この服や宝石は誰のもので、その人たちはどうなるのか?
そんな事は彼女の関心領域にはなく、あるのは自分の生活の豊かさだけ。

彼女の母を豊かな自宅に招いたのですが、数日後に母は逃げるように帰宅します。
そう、隣の収容所からの煙や匂い、音から何が行われているかわかるから。
あまりのおぞましさに逃げ出してしまったのでしょう。
これも起床後に母がいなくなり、置手紙を読んで、焼き捨てるヘートヴィヒの行動からの推察にすぎませんが、それを推察する力も必要とされる映画でもあります。

ヘス自身も家族や妻を愛し、勤勉に命令をこなす有能な人物です。
世が世なら出世株の社員といったところ。
転属でアウシュビッツを離れることが決まると、妻から「こんな素晴らしい家が手に入ったのに去るだなんて。私はここに残って子どもたちを育てる」とまで言われてしまう。
まるでマイホームを建てたばかりで転勤が決まった単身赴任の夫みたいでした(笑)

奥さんが我が強くてなかなか凄い。
でもこういう人っているなと思いました。
子どもたちにもちょっと情緒がおかしくなっている子もいたし、収容所の隣にあるっていうことは悲鳴や銃声、匂いや煙だってわかるので、いたたまれないはず。その鈍感さと関心のなさに驚くばかりです。
彼女は貧しい出身だったようで(母がユダヤ人のお金持ちに雇われていたセリフから)、今の豊かな暮らしにしか興味がない。
演じるザンドラ・ヒューラーさんの見事さよ!
あのガニ股っぽい歩き方も凄くよかった。
『落下の解剖学』も素晴らしかったですが、こちらの演技も怖すぎて素晴らしすぎました。

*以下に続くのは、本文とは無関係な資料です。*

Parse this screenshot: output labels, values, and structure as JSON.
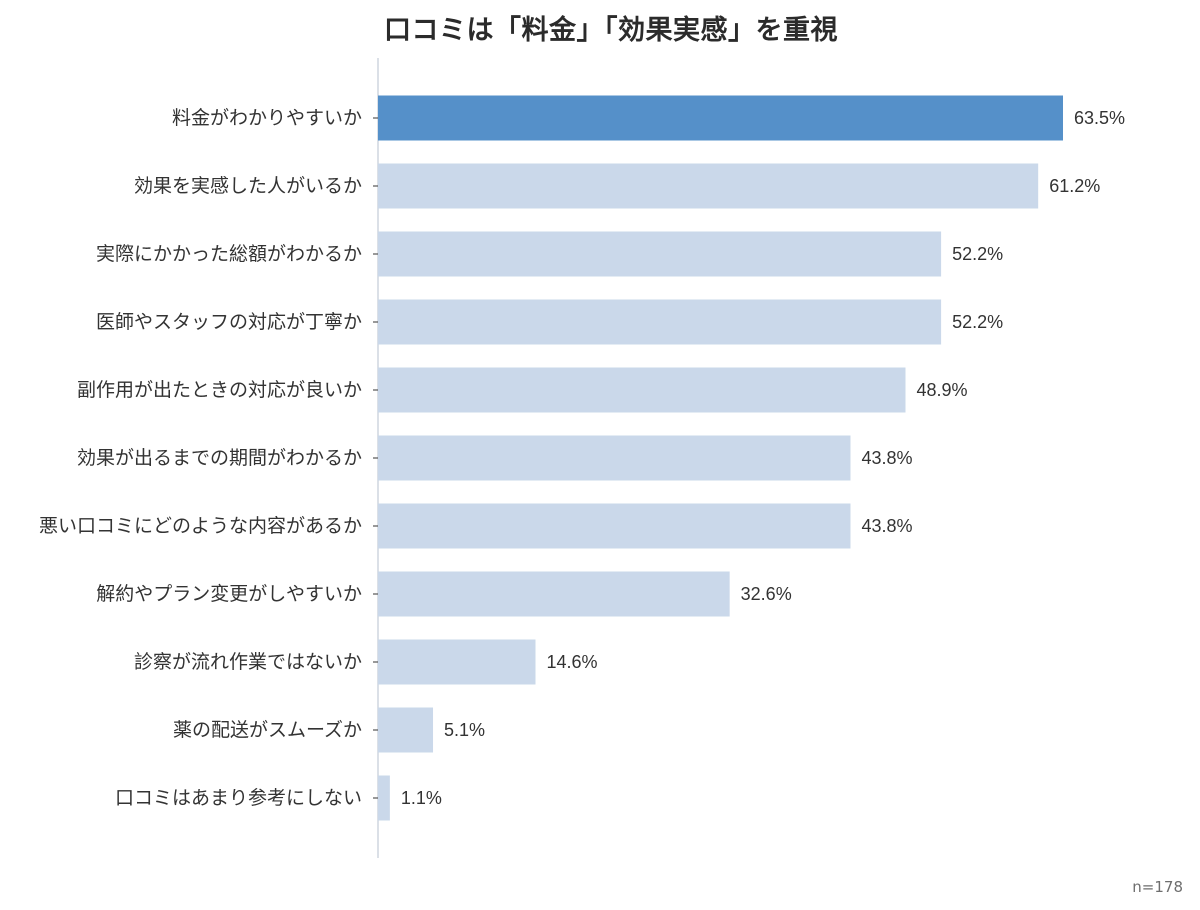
{
  "chart_data": {
    "type": "bar",
    "orientation": "horizontal",
    "title": "口コミは「料金」「効果実感」を重視",
    "categories": [
      "料金がわかりやすいか",
      "効果を実感した人がいるか",
      "実際にかかった総額がわかるか",
      "医師やスタッフの対応が丁寧か",
      "副作用が出たときの対応が良いか",
      "効果が出るまでの期間がわかるか",
      "悪い口コミにどのような内容があるか",
      "解約やプラン変更がしやすいか",
      "診察が流れ作業ではないか",
      "薬の配送がスムーズか",
      "口コミはあまり参考にしない"
    ],
    "values": [
      63.5,
      61.2,
      52.2,
      52.2,
      48.9,
      43.8,
      43.8,
      32.6,
      14.6,
      5.1,
      1.1
    ],
    "value_labels": [
      "63.5%",
      "61.2%",
      "52.2%",
      "52.2%",
      "48.9%",
      "43.8%",
      "43.8%",
      "32.6%",
      "14.6%",
      "5.1%",
      "1.1%"
    ],
    "xlim": [
      0,
      63.5
    ],
    "highlight_index": 0,
    "grid": false,
    "sample_size": "n=178"
  },
  "colors": {
    "highlight": "#5590c9",
    "bar": "#cad8ea",
    "axis": "#cfd6df",
    "category_text": "#333333",
    "value_text": "#333333",
    "title_text": "#2b2b2b"
  }
}
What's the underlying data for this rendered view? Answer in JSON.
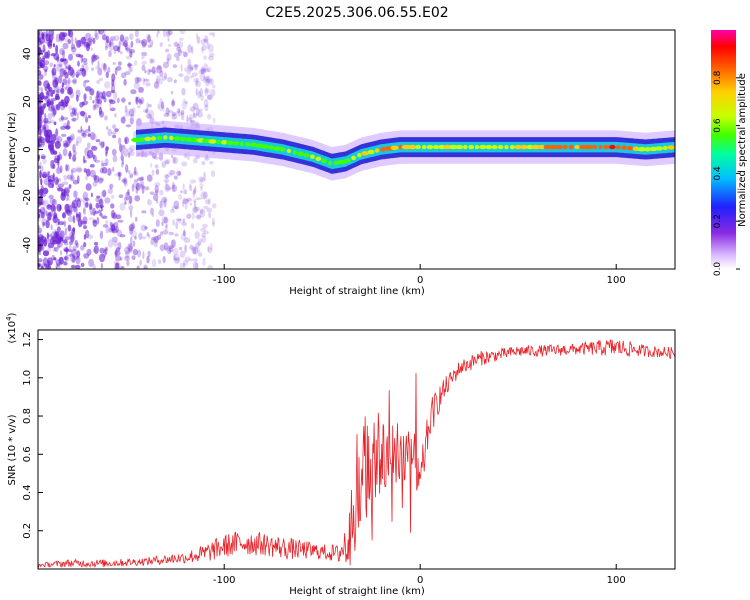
{
  "page_title": "C2E5.2025.306.06.55.E02",
  "colors": {
    "snr_line": "#e8242a",
    "axis": "#000000",
    "speckle": "#6a1fd6",
    "ridge_edge": "#2a2ad8",
    "ridge_mid": "#16d8e0",
    "ridge_core": "#ff2020"
  },
  "chart_data": [
    {
      "type": "heatmap",
      "title": "C2E5.2025.306.06.55.E02",
      "xlabel": "Height of straight line (km)",
      "ylabel": "Frequency (Hz)",
      "xlim": [
        -195,
        130
      ],
      "ylim": [
        -50,
        50
      ],
      "xticks": [
        -100,
        0,
        100
      ],
      "yticks": [
        -40,
        -20,
        0,
        20,
        40
      ],
      "colorbar": {
        "label": "Normalized spectral amplitude",
        "range": [
          0.0,
          1.0
        ],
        "ticks": [
          0.0,
          0.2,
          0.4,
          0.6,
          0.8
        ],
        "tick_labels": [
          "0.0",
          "0.2",
          "0.4",
          "0.6",
          "0.8"
        ],
        "colors": [
          "#ffffff",
          "#d9b8ff",
          "#8a2be2",
          "#2020ff",
          "#00c0ff",
          "#00ffa0",
          "#40ff00",
          "#c8ff00",
          "#ffd000",
          "#ff6000",
          "#ff0000",
          "#ff00aa"
        ]
      },
      "ridge": {
        "x": [
          -145,
          -130,
          -115,
          -100,
          -85,
          -70,
          -55,
          -45,
          -38,
          -30,
          -20,
          -10,
          0,
          20,
          40,
          60,
          80,
          100,
          115,
          130
        ],
        "freq": [
          4,
          5,
          4,
          3,
          2,
          0,
          -3,
          -6,
          -5,
          -2,
          0,
          1,
          1,
          1,
          1,
          1,
          1,
          1,
          0,
          1
        ],
        "amplitude": [
          0.45,
          0.55,
          0.5,
          0.5,
          0.45,
          0.5,
          0.55,
          0.45,
          0.5,
          0.6,
          0.75,
          0.85,
          0.65,
          0.55,
          0.6,
          0.7,
          0.85,
          0.95,
          0.55,
          0.65
        ]
      }
    },
    {
      "type": "line",
      "xlabel": "Height of straight line (km)",
      "ylabel": "SNR (10 * v/v)",
      "y_scale_label": "(x10",
      "y_scale_exp": "4",
      "y_scale_suffix": ")",
      "xlim": [
        -195,
        130
      ],
      "ylim": [
        0,
        1.25
      ],
      "xticks": [
        -100,
        0,
        100
      ],
      "yticks": [
        0.2,
        0.4,
        0.6,
        0.8,
        1.0,
        1.2
      ],
      "ytick_labels": [
        "0.2",
        "0.4",
        "0.6",
        "0.8",
        "1.0",
        "1.2"
      ],
      "series": [
        {
          "name": "SNR",
          "x": [
            -195,
            -180,
            -160,
            -140,
            -120,
            -110,
            -100,
            -90,
            -80,
            -70,
            -60,
            -50,
            -42,
            -36,
            -32,
            -28,
            -24,
            -20,
            -16,
            -12,
            -8,
            -4,
            0,
            5,
            10,
            15,
            20,
            30,
            40,
            50,
            60,
            80,
            100,
            115,
            130
          ],
          "y": [
            0.02,
            0.03,
            0.03,
            0.04,
            0.06,
            0.08,
            0.12,
            0.14,
            0.13,
            0.11,
            0.1,
            0.09,
            0.08,
            0.15,
            0.4,
            0.55,
            0.5,
            0.62,
            0.55,
            0.65,
            0.58,
            0.62,
            0.45,
            0.78,
            0.9,
            0.98,
            1.05,
            1.1,
            1.12,
            1.14,
            1.14,
            1.15,
            1.16,
            1.14,
            1.13
          ],
          "noise": [
            0.01,
            0.02,
            0.02,
            0.02,
            0.03,
            0.05,
            0.06,
            0.07,
            0.06,
            0.06,
            0.05,
            0.04,
            0.05,
            0.18,
            0.3,
            0.28,
            0.25,
            0.25,
            0.22,
            0.2,
            0.18,
            0.15,
            0.12,
            0.1,
            0.07,
            0.05,
            0.04,
            0.04,
            0.03,
            0.03,
            0.03,
            0.03,
            0.05,
            0.03,
            0.03
          ]
        }
      ]
    }
  ]
}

また、妻の尻に敷かれているヘスも病んでる描写が時々差し込まれるので、可哀想とは全く思えないし、不快感も増すばかりです。
あくまでも彼は任務を遂行する有能な人物ではあるが、環境で人間性がおかしくなっていたようにも思う。

そして終盤にヘスが診察を受けたり、嘔吐するシーンが出てきます。
それに妻に電話したシーンも異常でした。
これは私の推察でしかないですが、ヘス自身もこの残虐な行為に違和感と罪悪感を感じつつ、任務としてやっている無理が体と心にきていると感じました。

それとは対をなすかのような夜にこっそりとリンゴを埋める少女のシーン。
最初は良く分からないのですが、度々出てきて最後に囚人たちの作業場にこっそりと食べ物を隠して囚人たちを助けようとしていると気づきました。
彼女の勇気ある行動とヘス一家の日常は人間の一面にしがすぎない。

タイトルにあるように関心領域でまるっきり違う世界だし、人は愚かであると感じるし、その中に希望もあると感じる。

こんな状況は今だって続いている。
永遠の人間の課題なのかもしれない。
だからこそこの映画を観て自分を省みることができたらと感じた。

かなり挑戦的で斬新な映画ではありますが、
このインパクトと普遍的な問題。
見事だったと思います。

監督のジョナサン・グレイザーさんの映画は初めて観ましたが、映像感覚が素晴らしいと思ったらジャミロクワイの有名なミュージックビデオを作った方でした。
映像感覚と優れた問題提起。
次回作も楽しみにしたい監督さんに出会いました。